Slippin’ and a-Slidin’

These aquatic amusement parks are the perfect place to keep your cool while fulfilling your thrill quota.

• Roseville Golfland SunSplash, 1893 Taylor Road, Roseville; (916) 784-1273, Attractions include The Stealth, which sends thrill seekers down a 5-story-high half pipe into a pool of cool water, and Adventure Island, which, at 31/2 feet at its deepest, offers a place for the younger kiddies and a haven for those who simply want to dip their feet in the water. New this year: the Storm Rider, a 6-story-high, four-person spinning tube slide, the “first in the world of its kind,” according to Sara Beliakoff, corporate sales rep for the park. Call the park or log on to the website for hours. Admission: $21.99 ages 12 to adult, $16.99 children ages 3 to 11 and $1 for children ages 2 and younger.

Good To Know: Are there landlubbers in your party who abhor the water? Send them over to the “Golfland” portion to play miniature golf, then meet back up with them for lunch. (The two parks are interconnected, with “SunSplash” charging a flat entrance fee, “Golfland” charging per activity.)

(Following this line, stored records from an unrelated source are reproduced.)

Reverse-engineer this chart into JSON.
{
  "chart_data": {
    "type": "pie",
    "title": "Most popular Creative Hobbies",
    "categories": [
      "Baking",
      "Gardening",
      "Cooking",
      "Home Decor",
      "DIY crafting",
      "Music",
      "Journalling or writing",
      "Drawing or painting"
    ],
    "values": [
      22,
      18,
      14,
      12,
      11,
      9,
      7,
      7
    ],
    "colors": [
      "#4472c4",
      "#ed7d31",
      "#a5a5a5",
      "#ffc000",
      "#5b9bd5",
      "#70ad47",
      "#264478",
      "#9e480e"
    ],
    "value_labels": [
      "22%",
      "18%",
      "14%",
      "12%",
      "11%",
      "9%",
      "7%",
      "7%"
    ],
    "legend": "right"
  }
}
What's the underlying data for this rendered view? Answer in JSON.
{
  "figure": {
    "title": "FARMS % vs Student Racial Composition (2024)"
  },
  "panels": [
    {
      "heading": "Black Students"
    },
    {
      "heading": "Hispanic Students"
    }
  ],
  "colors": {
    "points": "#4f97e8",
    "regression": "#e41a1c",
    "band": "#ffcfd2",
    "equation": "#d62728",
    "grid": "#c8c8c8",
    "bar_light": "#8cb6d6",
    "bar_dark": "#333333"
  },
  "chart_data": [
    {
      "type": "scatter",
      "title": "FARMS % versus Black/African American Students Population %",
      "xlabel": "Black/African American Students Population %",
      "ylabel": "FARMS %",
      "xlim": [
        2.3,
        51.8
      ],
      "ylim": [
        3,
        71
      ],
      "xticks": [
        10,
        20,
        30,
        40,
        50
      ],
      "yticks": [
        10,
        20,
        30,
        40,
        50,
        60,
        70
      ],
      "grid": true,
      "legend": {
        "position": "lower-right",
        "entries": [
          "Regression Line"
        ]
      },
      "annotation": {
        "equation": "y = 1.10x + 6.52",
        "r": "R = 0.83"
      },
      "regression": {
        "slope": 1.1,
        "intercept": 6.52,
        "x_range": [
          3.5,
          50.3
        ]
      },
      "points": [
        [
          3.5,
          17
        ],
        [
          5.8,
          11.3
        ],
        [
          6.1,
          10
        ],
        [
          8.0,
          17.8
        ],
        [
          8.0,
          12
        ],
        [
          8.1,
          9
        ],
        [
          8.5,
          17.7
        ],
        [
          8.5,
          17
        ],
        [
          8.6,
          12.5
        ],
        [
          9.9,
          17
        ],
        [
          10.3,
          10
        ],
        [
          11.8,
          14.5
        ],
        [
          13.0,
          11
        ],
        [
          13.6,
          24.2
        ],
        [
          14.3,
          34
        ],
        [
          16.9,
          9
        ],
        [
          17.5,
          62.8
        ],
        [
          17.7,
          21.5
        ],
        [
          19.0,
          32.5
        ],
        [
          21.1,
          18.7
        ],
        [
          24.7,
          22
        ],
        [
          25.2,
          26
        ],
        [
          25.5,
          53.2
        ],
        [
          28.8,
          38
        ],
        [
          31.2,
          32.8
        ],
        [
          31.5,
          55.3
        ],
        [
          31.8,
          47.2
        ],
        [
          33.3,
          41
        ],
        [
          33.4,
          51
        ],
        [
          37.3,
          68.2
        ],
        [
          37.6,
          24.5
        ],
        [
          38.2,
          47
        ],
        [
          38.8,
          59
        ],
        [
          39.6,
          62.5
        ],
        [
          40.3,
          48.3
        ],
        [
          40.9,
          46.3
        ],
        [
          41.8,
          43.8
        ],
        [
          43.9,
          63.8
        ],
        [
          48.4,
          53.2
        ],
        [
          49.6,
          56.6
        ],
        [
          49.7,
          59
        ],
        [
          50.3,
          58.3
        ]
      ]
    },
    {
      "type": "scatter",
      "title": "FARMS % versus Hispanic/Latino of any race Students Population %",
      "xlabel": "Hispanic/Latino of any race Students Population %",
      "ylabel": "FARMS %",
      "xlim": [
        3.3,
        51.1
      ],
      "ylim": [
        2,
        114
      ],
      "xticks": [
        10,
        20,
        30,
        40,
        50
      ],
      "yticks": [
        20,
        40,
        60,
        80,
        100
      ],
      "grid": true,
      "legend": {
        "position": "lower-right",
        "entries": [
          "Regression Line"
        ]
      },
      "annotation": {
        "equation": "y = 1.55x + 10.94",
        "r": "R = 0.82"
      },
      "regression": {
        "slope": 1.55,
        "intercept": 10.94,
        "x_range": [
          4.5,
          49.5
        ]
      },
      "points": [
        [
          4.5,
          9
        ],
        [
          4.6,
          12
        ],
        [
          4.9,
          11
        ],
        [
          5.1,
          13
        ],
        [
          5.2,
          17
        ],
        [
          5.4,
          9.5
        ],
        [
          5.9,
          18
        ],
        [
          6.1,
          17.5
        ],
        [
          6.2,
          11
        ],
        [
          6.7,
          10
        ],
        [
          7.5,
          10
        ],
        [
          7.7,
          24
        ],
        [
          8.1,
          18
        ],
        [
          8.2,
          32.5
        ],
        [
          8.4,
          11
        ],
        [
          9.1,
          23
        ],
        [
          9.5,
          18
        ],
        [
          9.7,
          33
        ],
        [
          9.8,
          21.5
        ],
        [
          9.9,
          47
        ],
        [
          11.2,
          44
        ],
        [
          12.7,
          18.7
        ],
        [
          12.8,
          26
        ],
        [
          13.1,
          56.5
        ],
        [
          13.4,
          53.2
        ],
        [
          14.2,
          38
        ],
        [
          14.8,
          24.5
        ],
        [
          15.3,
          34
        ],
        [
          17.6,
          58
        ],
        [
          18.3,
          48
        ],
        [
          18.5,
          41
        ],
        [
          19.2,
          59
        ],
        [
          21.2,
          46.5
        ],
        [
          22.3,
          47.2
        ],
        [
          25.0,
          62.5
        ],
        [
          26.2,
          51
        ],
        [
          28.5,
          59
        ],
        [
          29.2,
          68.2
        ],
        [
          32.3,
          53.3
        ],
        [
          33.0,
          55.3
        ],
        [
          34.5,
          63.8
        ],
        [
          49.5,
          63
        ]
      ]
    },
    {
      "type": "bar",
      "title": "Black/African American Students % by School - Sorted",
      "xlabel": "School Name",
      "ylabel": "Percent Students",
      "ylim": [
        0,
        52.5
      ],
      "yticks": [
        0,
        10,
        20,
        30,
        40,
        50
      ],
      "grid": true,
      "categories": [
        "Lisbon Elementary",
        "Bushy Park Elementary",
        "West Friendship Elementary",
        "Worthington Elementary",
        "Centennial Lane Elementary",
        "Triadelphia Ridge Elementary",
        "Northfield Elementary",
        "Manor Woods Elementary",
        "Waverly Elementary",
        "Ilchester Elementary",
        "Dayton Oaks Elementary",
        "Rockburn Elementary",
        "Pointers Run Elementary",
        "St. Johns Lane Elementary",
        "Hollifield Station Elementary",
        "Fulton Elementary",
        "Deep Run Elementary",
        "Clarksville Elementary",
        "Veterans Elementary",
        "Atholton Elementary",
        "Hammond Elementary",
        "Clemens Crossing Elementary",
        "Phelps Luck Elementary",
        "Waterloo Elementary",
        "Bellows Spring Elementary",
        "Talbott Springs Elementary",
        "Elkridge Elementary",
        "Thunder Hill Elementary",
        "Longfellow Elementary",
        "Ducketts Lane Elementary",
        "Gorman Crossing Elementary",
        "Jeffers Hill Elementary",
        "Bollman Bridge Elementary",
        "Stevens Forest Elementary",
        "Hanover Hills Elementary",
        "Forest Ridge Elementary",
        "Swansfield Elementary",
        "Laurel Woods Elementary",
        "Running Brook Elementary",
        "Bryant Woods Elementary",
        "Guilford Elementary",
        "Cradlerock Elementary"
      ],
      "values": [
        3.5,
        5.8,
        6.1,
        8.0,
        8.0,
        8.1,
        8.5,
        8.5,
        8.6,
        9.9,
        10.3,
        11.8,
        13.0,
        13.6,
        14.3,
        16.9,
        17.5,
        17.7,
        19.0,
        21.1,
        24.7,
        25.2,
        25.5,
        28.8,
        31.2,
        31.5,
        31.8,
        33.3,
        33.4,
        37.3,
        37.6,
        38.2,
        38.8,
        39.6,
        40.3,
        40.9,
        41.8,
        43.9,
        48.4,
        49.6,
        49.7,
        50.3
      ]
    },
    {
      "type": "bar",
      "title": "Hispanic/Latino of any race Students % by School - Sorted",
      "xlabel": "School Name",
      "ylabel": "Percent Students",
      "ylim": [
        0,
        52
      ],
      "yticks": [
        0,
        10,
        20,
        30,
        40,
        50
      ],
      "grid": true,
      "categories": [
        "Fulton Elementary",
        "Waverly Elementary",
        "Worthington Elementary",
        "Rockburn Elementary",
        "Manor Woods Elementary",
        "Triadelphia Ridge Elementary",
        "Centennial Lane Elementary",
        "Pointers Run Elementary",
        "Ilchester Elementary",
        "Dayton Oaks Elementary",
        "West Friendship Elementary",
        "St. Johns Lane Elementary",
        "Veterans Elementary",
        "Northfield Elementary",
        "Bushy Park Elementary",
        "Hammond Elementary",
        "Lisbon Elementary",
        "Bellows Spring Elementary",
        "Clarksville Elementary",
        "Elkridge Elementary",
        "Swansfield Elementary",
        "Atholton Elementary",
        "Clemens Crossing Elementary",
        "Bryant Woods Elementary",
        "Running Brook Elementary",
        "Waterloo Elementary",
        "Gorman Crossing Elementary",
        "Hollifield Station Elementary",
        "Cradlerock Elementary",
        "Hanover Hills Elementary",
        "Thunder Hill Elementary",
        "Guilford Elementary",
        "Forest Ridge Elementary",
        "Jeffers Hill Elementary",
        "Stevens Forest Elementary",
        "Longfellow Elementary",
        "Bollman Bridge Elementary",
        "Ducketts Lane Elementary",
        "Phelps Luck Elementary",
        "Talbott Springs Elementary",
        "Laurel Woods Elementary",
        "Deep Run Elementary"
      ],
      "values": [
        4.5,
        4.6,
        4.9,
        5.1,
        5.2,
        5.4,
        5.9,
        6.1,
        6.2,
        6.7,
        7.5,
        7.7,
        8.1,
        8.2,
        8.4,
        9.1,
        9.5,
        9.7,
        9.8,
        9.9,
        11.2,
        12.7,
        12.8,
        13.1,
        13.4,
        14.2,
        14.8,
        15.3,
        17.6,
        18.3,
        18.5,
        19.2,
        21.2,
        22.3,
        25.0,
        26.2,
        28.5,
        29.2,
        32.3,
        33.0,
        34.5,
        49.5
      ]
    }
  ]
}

• Waterworld USA, Cal Expo, 1600 Exposition Blvd., Sacramento; (916) 924-3747, Whether you’re in the mood for water slides or want to mimic a day at the beach—minus the frigid temperatures of the nearby Pacific, you’ll find fun at Waterworld USA. The Shark Attack offers five water slides including the Great White, touted as “the tallest, fastest inline water luge in Northern California.” Breaker Beach Wave Pool allows you to enjoy the “surf” or just frolic in the sun. Call the park or log on to the website for hours. General admission: $21.99; visitors 48 inches and shorter: $16.99; children 2 and younger: free. Free admission after 4 p.m. 

Good To Know: Season passes are available at all area Albertsons supermarkets; purchase four or more and receive a discount.